Summary – The Register’s Editorial group pointed us once again to the “nonpartisan fiscal agency”, the Congressional Budget Office (CBO).   They quoted the CBO’s “dire warning about unsustainable federal deficits”, but cautioned that the report also “warned that steep cuts right now could make the nation’s fiscal condition even worse by kicking the legs out from under the economy”.   Also on June 27th, The Wall Street Journal’s front page led off with an article titled “Debt Hamstrings Recovery”[1].   The WSJ’s Tom Lauricella notes “Around the globe, the inability of governments and households to reduce their debt continues to cast a shadow over Western economies”…”Unlike the aftermath of typical recessions, simply lowering interest rates hasn’t been enough to get growth back on track…Quite the opposite has been the case…  The lowered cost of borrowing has enabled individuals and government to delay taking measures to change the way they spend and save.”

Comment on the DSM Register’s Selective Reporting – I have noticed a pattern of inconsistency in the DSM Register’s and WSJ’s reporting.   Many featured articles in the WSJ, arguably a far more competent source of economic analysis than Gannett’s network, are minimized or never presented in the DSM Register.  In addition to the “Debt Hamstring” analysis, another recent example would be the study released by management consultant McKinsey.  They surveyed 1,300 companies and found that one third (1/3) of them will “definitely” or “probably” stop offering health insurance after 2014.  Since candidate Obama guaranteed us that we would be able to keep our current insurance, this seems like a worthwhile piece of news.  If the DSM Register featured it, I must have overlooked it.  I wonder if the nonpartisan CBO is aware of it?
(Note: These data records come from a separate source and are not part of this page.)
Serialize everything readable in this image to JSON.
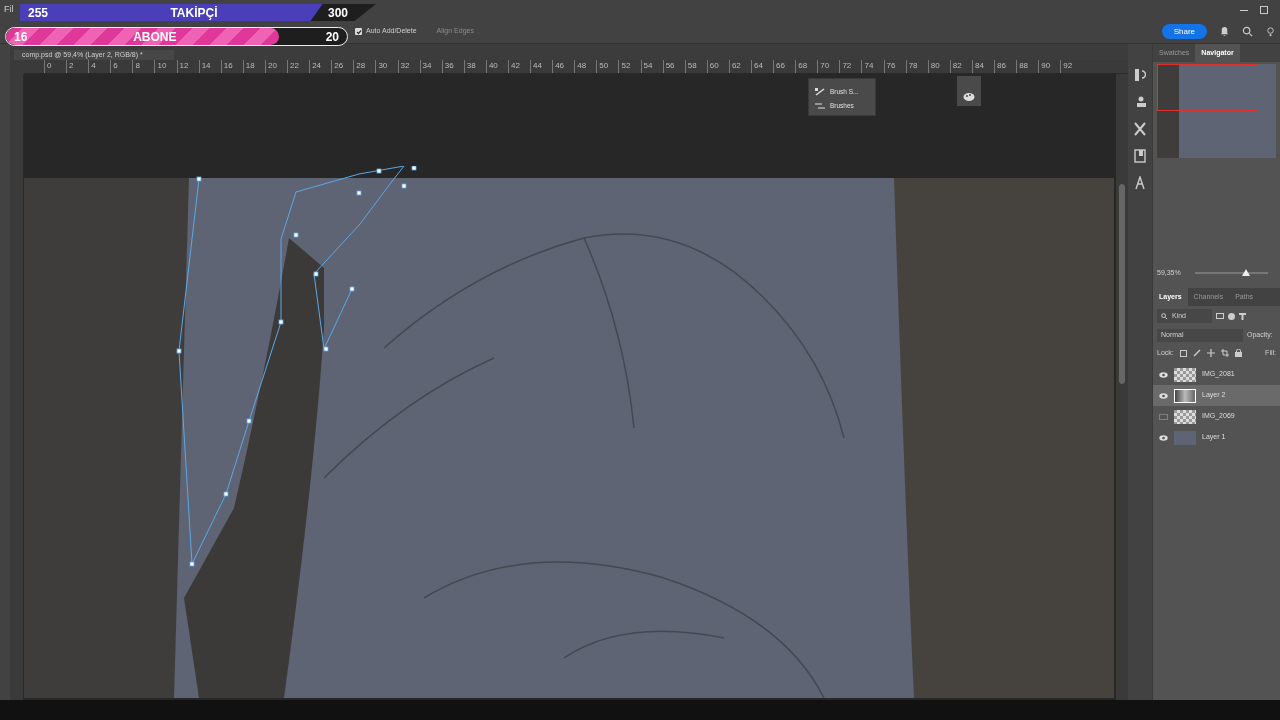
{
  "menu": {
    "label": "Fil"
  },
  "options_bar": {
    "auto_add_delete": {
      "label": "Auto Add/Delete",
      "checked": true
    },
    "align_edges": {
      "label": "Align Edges",
      "disabled": true
    }
  },
  "top_right": {
    "share": "Share"
  },
  "document_tab": {
    "title": "comp.psd @ 59,4% (Layer 2, RGB/8) *"
  },
  "ruler": {
    "ticks": [
      "0",
      "2",
      "4",
      "6",
      "8",
      "10",
      "12",
      "14",
      "16",
      "18",
      "20",
      "22",
      "24",
      "26",
      "28",
      "30",
      "32",
      "34",
      "36",
      "38",
      "40",
      "42",
      "44",
      "46",
      "48",
      "50",
      "52",
      "54",
      "56",
      "58",
      "60",
      "62",
      "64",
      "66",
      "68",
      "70",
      "72",
      "74",
      "76",
      "78",
      "80",
      "82",
      "84",
      "86",
      "88",
      "90",
      "92"
    ]
  },
  "floating_panel": {
    "items": [
      {
        "label": "Brush S..."
      },
      {
        "label": "Brushes"
      }
    ]
  },
  "panel_tabs": [
    {
      "label": "Swatches",
      "selected": false
    },
    {
      "label": "Navigator",
      "selected": true
    }
  ],
  "navigator": {
    "zoom": "59,35%",
    "level": 0.7
  },
  "layer_tabs": [
    {
      "label": "Layers",
      "selected": true
    },
    {
      "label": "Channels",
      "selected": false
    },
    {
      "label": "Paths",
      "selected": false
    }
  ],
  "layer_controls": {
    "filter": "Kind",
    "blend_mode": "Normal",
    "opacity_label": "Opacity:",
    "lock_label": "Lock:",
    "fill_label": "Fill:"
  },
  "layers": [
    {
      "name": "IMG_2081",
      "visible": true,
      "selected": false,
      "kind": "transparent"
    },
    {
      "name": "Layer 2",
      "visible": true,
      "selected": true,
      "kind": "painted"
    },
    {
      "name": "IMG_2069",
      "visible": false,
      "selected": false,
      "kind": "transparent"
    },
    {
      "name": "Layer 1",
      "visible": true,
      "selected": false,
      "kind": "solid"
    }
  ],
  "stream_overlay": {
    "followers": {
      "current": "255",
      "label": "TAKİPÇİ",
      "goal": "300",
      "level": 0.85
    },
    "subscribers": {
      "current": "16",
      "label": "ABONE",
      "goal": "20",
      "level": 0.8
    }
  }
}
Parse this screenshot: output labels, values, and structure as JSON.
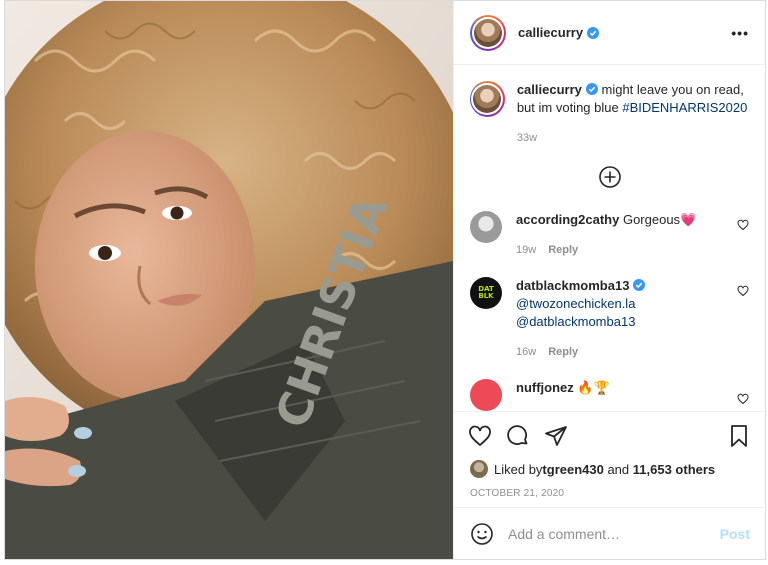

Analysis of the “Spend Now, Save Later Strategy”  –  If we were in the position of China,  over $3 trillion in foreign exchange reserves[2], I would not have a big issue with spending some of those reserves to shore up a short term slump in the economy.   However Government debt as a % of GDP has increased from 30% in the early 2000’s to 35% by the end of the Bush presidency (increasing under both Republican and Democrat congresses).  During the Pelosi-Reid-Obama era, that % is now approaching 60%.   Meanwhile consumer debt and mortgage debt has more than doubled since 2000 (from $10 to about $20 trillion combined).  Given the state of our debt, any increase in interest rates (almost a certainty the way the Fed has increased the money supply) will quickly multiply the consequences of our excessive debt.    For my entire adult life I have heard politicians claim that we will “save later, when the economy is stronger”.  That day never comes.  The Clinton-Gingrich era budgets were a nice anomaly but were not based on sustainable structural changes.  The Register is wrong.  We must cut government spending substantially and quickly.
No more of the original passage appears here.